When President Obama signed the $787 billion stimulus bill last week, he unleashed billions of dollars in new spending on a myriad of technology-related projects for the United States.
The bill authorizes $7.2 billion for broadband deployment to rural and other unserved areas. It gives $2.5 billion to the U.S. Department of Agriculture’s Rural Utilities Service for direct loans and grants to broadband providers in rural areas, and $4.7 billion to the U.S. National Telecommunications and Information Administration (NTIA) for broadband deployment grants.
The legislation provides $11 billion to fund projects to modernize the nation’s electricity grid and hook it up to an Internet-based monitoring system. There’s also $17 billion to computerize health records, and $3 billion to the National Science Foundation for basic research in fundamental science and engineering.

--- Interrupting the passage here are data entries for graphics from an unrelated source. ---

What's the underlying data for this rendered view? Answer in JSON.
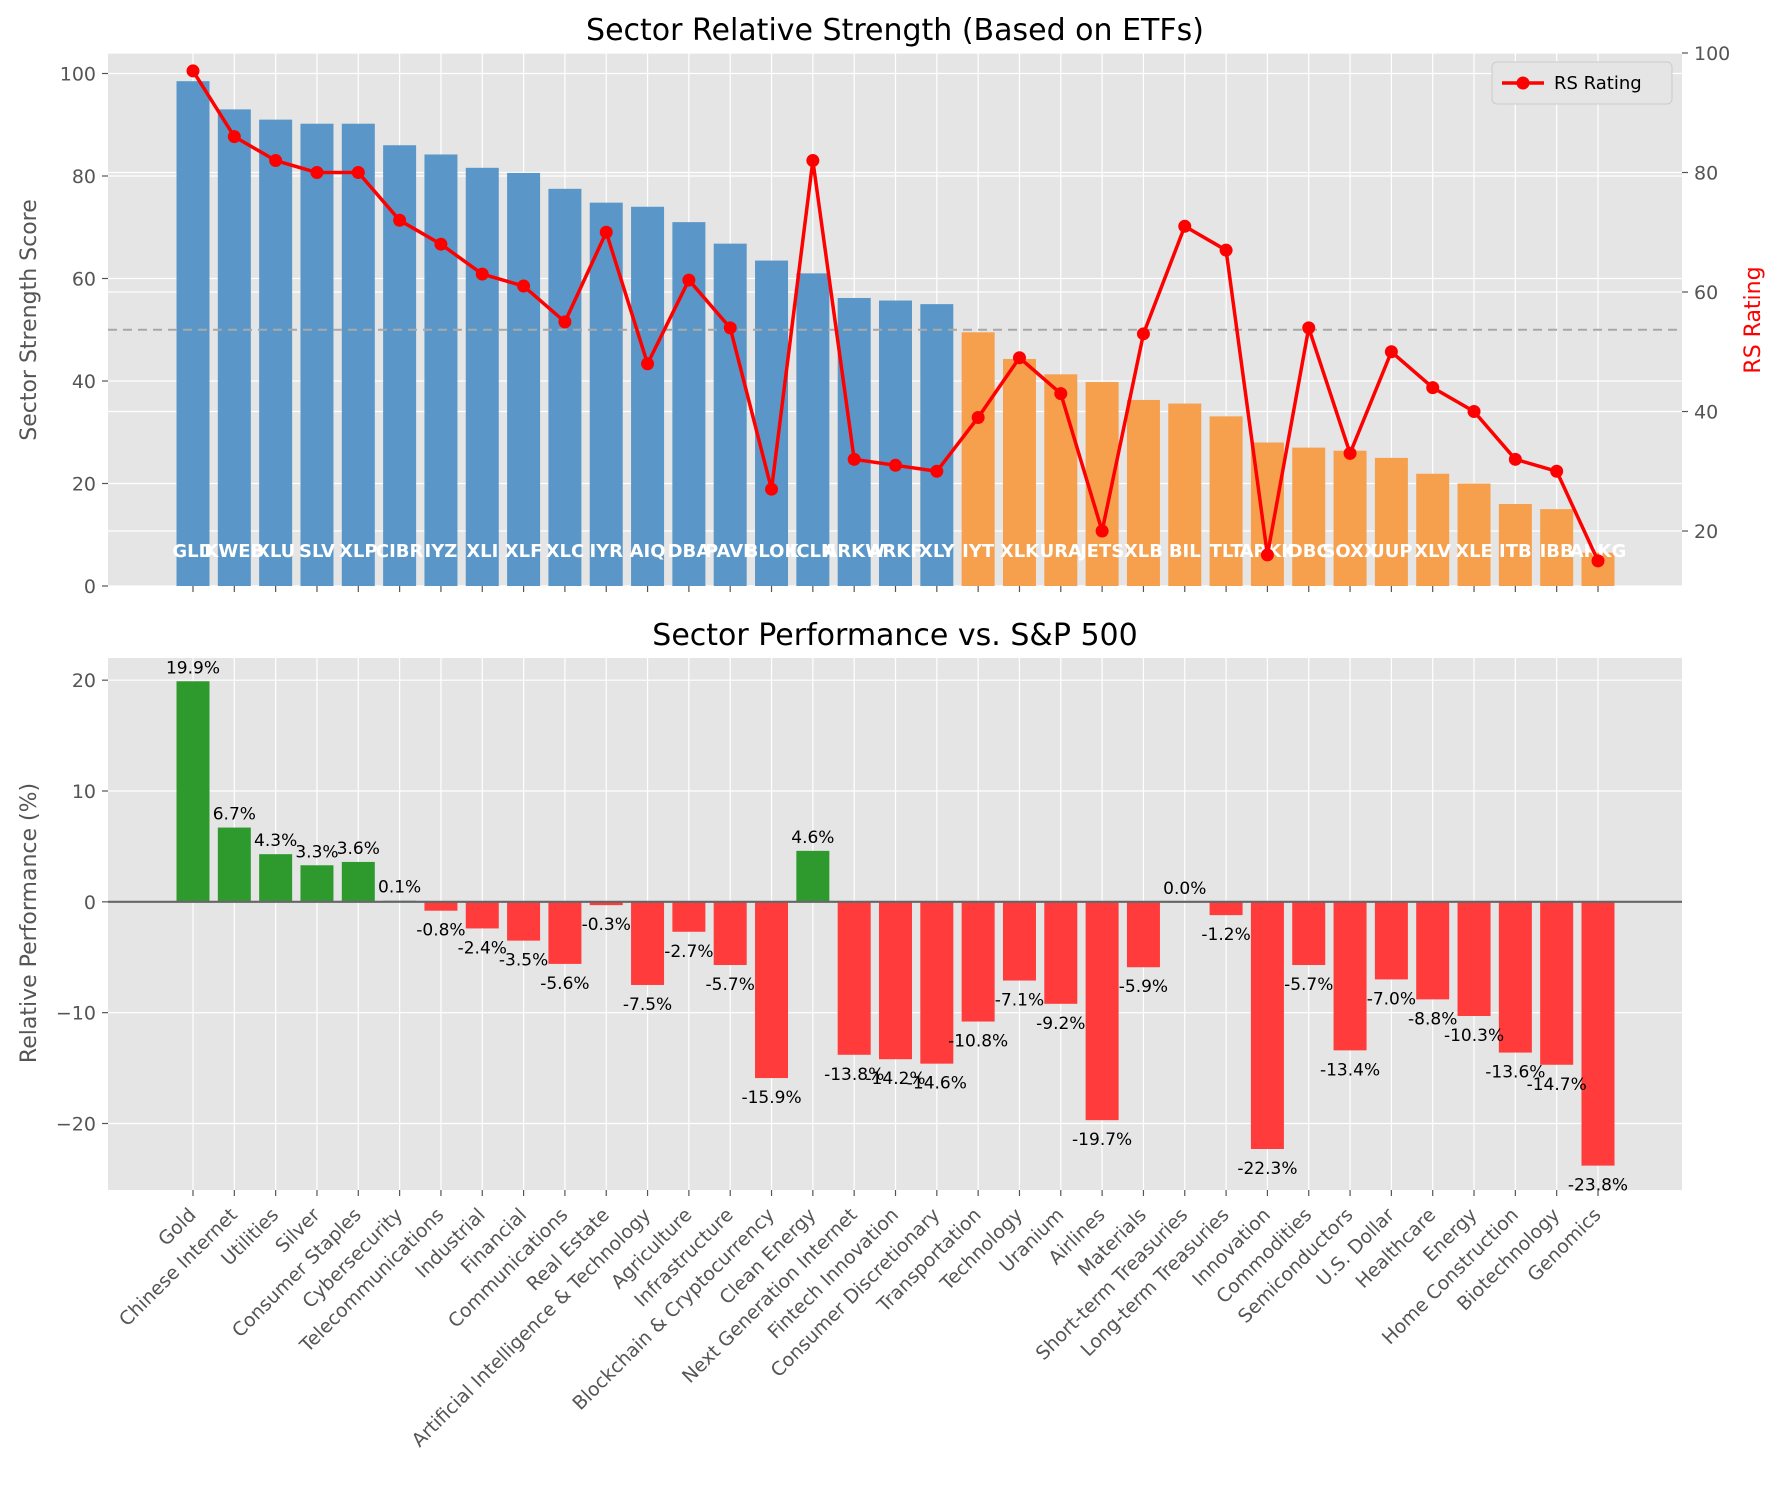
{
  "chart_data": [
    {
      "type": "bar",
      "title": "Sector Relative Strength (Based on ETFs)",
      "ylabel": "Sector Strength Score",
      "y2label": "RS Rating",
      "ylim": [
        0,
        104
      ],
      "y2lim": [
        10.8,
        100
      ],
      "yticks": [
        0,
        20,
        40,
        60,
        80,
        100
      ],
      "y2ticks": [
        20,
        40,
        60,
        80,
        100
      ],
      "threshold": 50,
      "categories": [
        "GLD",
        "KWEB",
        "XLU",
        "SLV",
        "XLP",
        "CIBR",
        "IYZ",
        "XLI",
        "XLF",
        "XLC",
        "IYR",
        "AIQ",
        "DBA",
        "PAVE",
        "BLOK",
        "ICLN",
        "ARKW",
        "ARKF",
        "XLY",
        "IYT",
        "XLK",
        "URA",
        "JETS",
        "XLB",
        "BIL",
        "TLT",
        "ARKK",
        "DBC",
        "SOXX",
        "UUP",
        "XLV",
        "XLE",
        "ITB",
        "IBB",
        "ARKG"
      ],
      "tickers_shown": [
        "GLD",
        "KWEB",
        "XLU",
        "SLV",
        "XLP",
        "CIBR",
        "IYZ",
        "XLI",
        "XLF",
        "XLC",
        "IYR",
        "AIQ",
        "DBA",
        "PAVE",
        "BLOK",
        "ICLN",
        "ARKW",
        "ARKF",
        "XLY",
        "IYT",
        "XLK",
        "URA",
        "JETS",
        "XLB",
        "BIL",
        "TLT",
        "ARKK",
        "DBC",
        "SOXX",
        "UUP",
        "XLV",
        "XLE",
        "ITB",
        "IBB",
        "ARKG"
      ],
      "values": [
        98.5,
        93,
        91,
        90.2,
        90.2,
        86,
        84.2,
        81.6,
        80.6,
        77.5,
        74.8,
        74,
        71,
        66.8,
        63.5,
        61,
        56.2,
        55.7,
        55,
        49.5,
        44.3,
        41.3,
        39.8,
        36.3,
        35.6,
        33.1,
        28,
        27,
        26.4,
        25,
        21.9,
        20,
        16,
        15,
        6.5
      ],
      "colors": {
        "strong": "#5a97c8",
        "weak": "#f6a04d"
      },
      "series": [
        {
          "name": "RS Rating",
          "color": "#ff0000",
          "values": [
            97,
            86,
            82,
            80,
            80,
            72,
            68,
            63,
            61,
            55,
            70,
            48,
            62,
            54,
            27,
            82,
            32,
            31,
            30,
            39,
            49,
            43,
            20,
            53,
            71,
            67,
            16,
            54,
            33,
            50,
            44,
            40,
            32,
            30,
            15
          ]
        }
      ],
      "legend": "top-right",
      "grid": true
    },
    {
      "type": "bar",
      "title": "Sector Performance vs. S&P 500",
      "ylabel": "Relative Performance (%)",
      "ylim": [
        -26,
        22
      ],
      "yticks": [
        -20,
        -10,
        0,
        10,
        20
      ],
      "categories": [
        "Gold",
        "Chinese Internet",
        "Utilities",
        "Silver",
        "Consumer Staples",
        "Cybersecurity",
        "Telecommunications",
        "Industrial",
        "Financial",
        "Communications",
        "Real Estate",
        "Artificial Intelligence & Technology",
        "Agriculture",
        "Infrastructure",
        "Blockchain & Cryptocurrency",
        "Clean Energy",
        "Next Generation Internet",
        "Fintech Innovation",
        "Consumer Discretionary",
        "Transportation",
        "Technology",
        "Uranium",
        "Airlines",
        "Materials",
        "Short-term Treasuries",
        "Long-term Treasuries",
        "Innovation",
        "Commodities",
        "Semiconductors",
        "U.S. Dollar",
        "Healthcare",
        "Energy",
        "Home Construction",
        "Biotechnology",
        "Genomics"
      ],
      "values": [
        19.9,
        6.7,
        4.3,
        3.3,
        3.6,
        0.1,
        -0.8,
        -2.4,
        -3.5,
        -5.6,
        -0.3,
        -7.5,
        -2.7,
        -5.7,
        -15.9,
        4.6,
        -13.8,
        -14.2,
        -14.6,
        -10.8,
        -7.1,
        -9.2,
        -19.7,
        -5.9,
        0.0,
        -1.2,
        -22.3,
        -5.7,
        -13.4,
        -7.0,
        -8.8,
        -10.3,
        -13.6,
        -14.7,
        -23.8
      ],
      "value_labels": [
        "19.9%",
        "6.7%",
        "4.3%",
        "3.3%",
        "3.6%",
        "0.1%",
        "-0.8%",
        "-2.4%",
        "-3.5%",
        "-5.6%",
        "-0.3%",
        "-7.5%",
        "-2.7%",
        "-5.7%",
        "-15.9%",
        "4.6%",
        "-13.8%",
        "-14.2%",
        "-14.6%",
        "-10.8%",
        "-7.1%",
        "-9.2%",
        "-19.7%",
        "-5.9%",
        "0.0%",
        "-1.2%",
        "-22.3%",
        "-5.7%",
        "-13.4%",
        "-7.0%",
        "-8.8%",
        "-10.3%",
        "-13.6%",
        "-14.7%",
        "-23.8%"
      ],
      "colors": {
        "positive": "#2e9a2e",
        "negative": "#ff3b3b"
      },
      "grid": true
    }
  ]
}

Another $2 billion is for the U.S. Department of Energy’s Office of Science, which funds research in such areas as climate science, biofuels, high-energy physics, nuclear physics and fusion energy sciences. And another $4.5 billion is slated for the repair of federal government building to increase energy efficiency using green technology.Not in the final legislation were tax credits for broadband providers nor a controversial broadband speed requirement once in the House version of the bill. The final version does include net neutrality and interconnection requirements to be determined by the NTIA and the FCC.